Now that S3CMD is configured, you could transfer the files from EC2 instance to S3 bucket at lightning speed, by the following command.
s3cmd put virtual.zip s3://sftpbucketbk/virtual.zip
As per the above command, “virtual.zip” is the file in my EC2 instance. I’m transferring it to the s3 bucket “sftpbucketbk” with the name “virtual.zip”.
Once the zip file is uploaded in S3, go to Lambda Console management and select “Upload a file from Amazon S3” for Function package.
Under S3 link URL, give the URL for your S3 bucket (where you have uploaded your zip file)
Ex – https://s3.amazonaws.com/sftpbucketbk/virtual.zip
One more important step to do is, to configure the python function name in the Configuration tab, as below
As per the above screen shot, PythonSFTP is my Python script file name (PythonSFTP.py), which is in the zip file and the “lamda_handler” is the handler function name, within the script.
You could see that, I have added key_bucket and privatekeyfilename extra two environment variables, as we are going to authenticate using Private Key and not password.
I have also added “tempdir” as remoteDirectory, as an example.
These steps are sufficient to establish SFTP connectivity between Lambda and EC2 (or any other SFTP host).
If you are intending to use Amazon EC2 Linux instance, then you would require Putty to connect to your instance.
- Download Putty (PuttyGen comes along with it, which helps you with public and private keys)
- Download *.pem file
- Use Puttygen load the *.pem file, it will give you Public key and the private key. Click “Save Private Key” to save the *.ppk file.
- Now, open Putty
- Under Host name, give ec2-user@publicDNSOfYourAmazonInstance
Note: For Amazon Linux, the user name is ec2-user, for the rest, refer here
- Expand SSH (under connection) and click on Auth
- Here click Browse to load your private key (*.ppk file)
That is it, you will be connected to your EC2 instance.

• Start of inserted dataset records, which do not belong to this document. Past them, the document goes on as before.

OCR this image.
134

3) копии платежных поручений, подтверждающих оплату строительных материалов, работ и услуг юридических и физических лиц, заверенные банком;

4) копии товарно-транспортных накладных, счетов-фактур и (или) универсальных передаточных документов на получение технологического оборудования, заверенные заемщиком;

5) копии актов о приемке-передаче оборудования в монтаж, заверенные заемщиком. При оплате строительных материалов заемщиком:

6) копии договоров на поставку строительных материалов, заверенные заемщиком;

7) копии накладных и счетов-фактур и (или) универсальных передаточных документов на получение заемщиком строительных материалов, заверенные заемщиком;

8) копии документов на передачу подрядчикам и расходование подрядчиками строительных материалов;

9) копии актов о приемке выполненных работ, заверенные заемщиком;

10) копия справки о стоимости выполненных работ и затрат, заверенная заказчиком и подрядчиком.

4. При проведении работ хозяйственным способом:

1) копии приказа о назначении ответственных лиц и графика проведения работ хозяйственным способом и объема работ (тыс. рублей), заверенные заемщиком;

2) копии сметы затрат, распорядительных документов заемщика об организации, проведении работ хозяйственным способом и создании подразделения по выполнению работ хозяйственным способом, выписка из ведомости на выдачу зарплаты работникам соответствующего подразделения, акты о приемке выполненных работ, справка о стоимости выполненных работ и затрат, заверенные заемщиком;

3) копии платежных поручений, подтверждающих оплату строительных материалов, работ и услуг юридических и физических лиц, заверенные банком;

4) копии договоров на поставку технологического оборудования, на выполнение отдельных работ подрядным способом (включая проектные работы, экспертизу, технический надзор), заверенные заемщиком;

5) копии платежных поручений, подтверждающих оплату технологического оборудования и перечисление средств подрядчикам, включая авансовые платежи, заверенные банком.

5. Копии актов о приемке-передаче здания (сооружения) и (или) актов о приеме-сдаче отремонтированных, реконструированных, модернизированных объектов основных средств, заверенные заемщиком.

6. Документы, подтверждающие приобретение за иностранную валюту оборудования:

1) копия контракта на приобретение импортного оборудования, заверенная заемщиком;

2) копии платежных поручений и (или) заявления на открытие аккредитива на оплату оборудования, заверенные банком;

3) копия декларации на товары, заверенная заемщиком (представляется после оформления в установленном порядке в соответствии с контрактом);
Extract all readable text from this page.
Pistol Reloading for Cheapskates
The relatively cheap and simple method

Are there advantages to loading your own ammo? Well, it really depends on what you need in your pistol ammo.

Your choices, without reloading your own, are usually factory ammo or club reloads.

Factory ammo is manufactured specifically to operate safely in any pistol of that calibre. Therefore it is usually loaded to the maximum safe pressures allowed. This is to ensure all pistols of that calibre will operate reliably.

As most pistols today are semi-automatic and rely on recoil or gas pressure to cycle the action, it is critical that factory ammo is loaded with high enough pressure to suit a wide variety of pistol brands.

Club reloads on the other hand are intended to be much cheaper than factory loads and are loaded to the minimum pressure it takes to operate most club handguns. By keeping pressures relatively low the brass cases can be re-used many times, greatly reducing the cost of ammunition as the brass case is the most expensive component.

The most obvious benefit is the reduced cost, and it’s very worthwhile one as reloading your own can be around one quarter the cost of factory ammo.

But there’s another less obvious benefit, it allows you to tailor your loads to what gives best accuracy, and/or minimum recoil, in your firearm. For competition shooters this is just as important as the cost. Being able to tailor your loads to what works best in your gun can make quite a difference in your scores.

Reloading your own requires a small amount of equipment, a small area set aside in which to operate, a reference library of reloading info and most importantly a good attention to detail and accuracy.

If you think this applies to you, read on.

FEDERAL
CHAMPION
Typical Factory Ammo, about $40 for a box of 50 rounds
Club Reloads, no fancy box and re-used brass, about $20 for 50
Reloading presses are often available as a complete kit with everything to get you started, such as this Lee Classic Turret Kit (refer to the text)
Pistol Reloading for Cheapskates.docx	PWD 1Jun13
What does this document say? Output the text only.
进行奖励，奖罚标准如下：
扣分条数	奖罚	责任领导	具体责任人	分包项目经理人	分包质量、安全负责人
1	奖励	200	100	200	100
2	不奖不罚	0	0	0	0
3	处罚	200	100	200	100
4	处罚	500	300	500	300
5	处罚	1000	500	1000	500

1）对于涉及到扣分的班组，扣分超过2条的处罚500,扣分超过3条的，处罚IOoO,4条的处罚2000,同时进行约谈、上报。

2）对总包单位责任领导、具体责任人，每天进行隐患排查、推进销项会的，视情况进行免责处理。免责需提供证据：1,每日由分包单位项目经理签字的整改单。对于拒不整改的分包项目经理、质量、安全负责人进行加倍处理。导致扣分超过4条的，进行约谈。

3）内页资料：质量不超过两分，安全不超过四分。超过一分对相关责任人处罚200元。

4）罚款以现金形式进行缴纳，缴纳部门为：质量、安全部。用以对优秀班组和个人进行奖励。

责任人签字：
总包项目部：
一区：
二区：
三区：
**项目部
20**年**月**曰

In case if you want to test your SFTP connectivity, before testing it through Lambda, download FileZilla Client. (https://filezilla-project.org/download.php)
- In the host type sftp://publicIPOfYourInstance, then type your SFTP username.
- Under Edit menu, click Settings and then click on SFTP. There you upload your private key (*.ppk file)
- Then click QuickConnect.
In case, if we will have to change our code for any reason, we need to spend considerable amount of time re-typing multiple commands, to do a repackaging. To avoid that create a bash script file in your Linux instance, with the following commands.
zip virtual.zip PythonSFTP
zip –r /home/ec2-user/virtual/virtual.zip .
zip –r /home/ec2-user/virtual/virtual.zip .
s3cmd put virtual.zip s3://sftpbucketbk/virtual.zip
Save the file with any name (say buildpackage.sh). Now make this file as an executable with the following command
chmod +x buildpackage.sh
Now you could execute the script just by typing “./buildpackage.sh”. This will delete the existing zip file, re-zip the Python script, along with all the dependencies, and will transmit the file to the S3 bucket.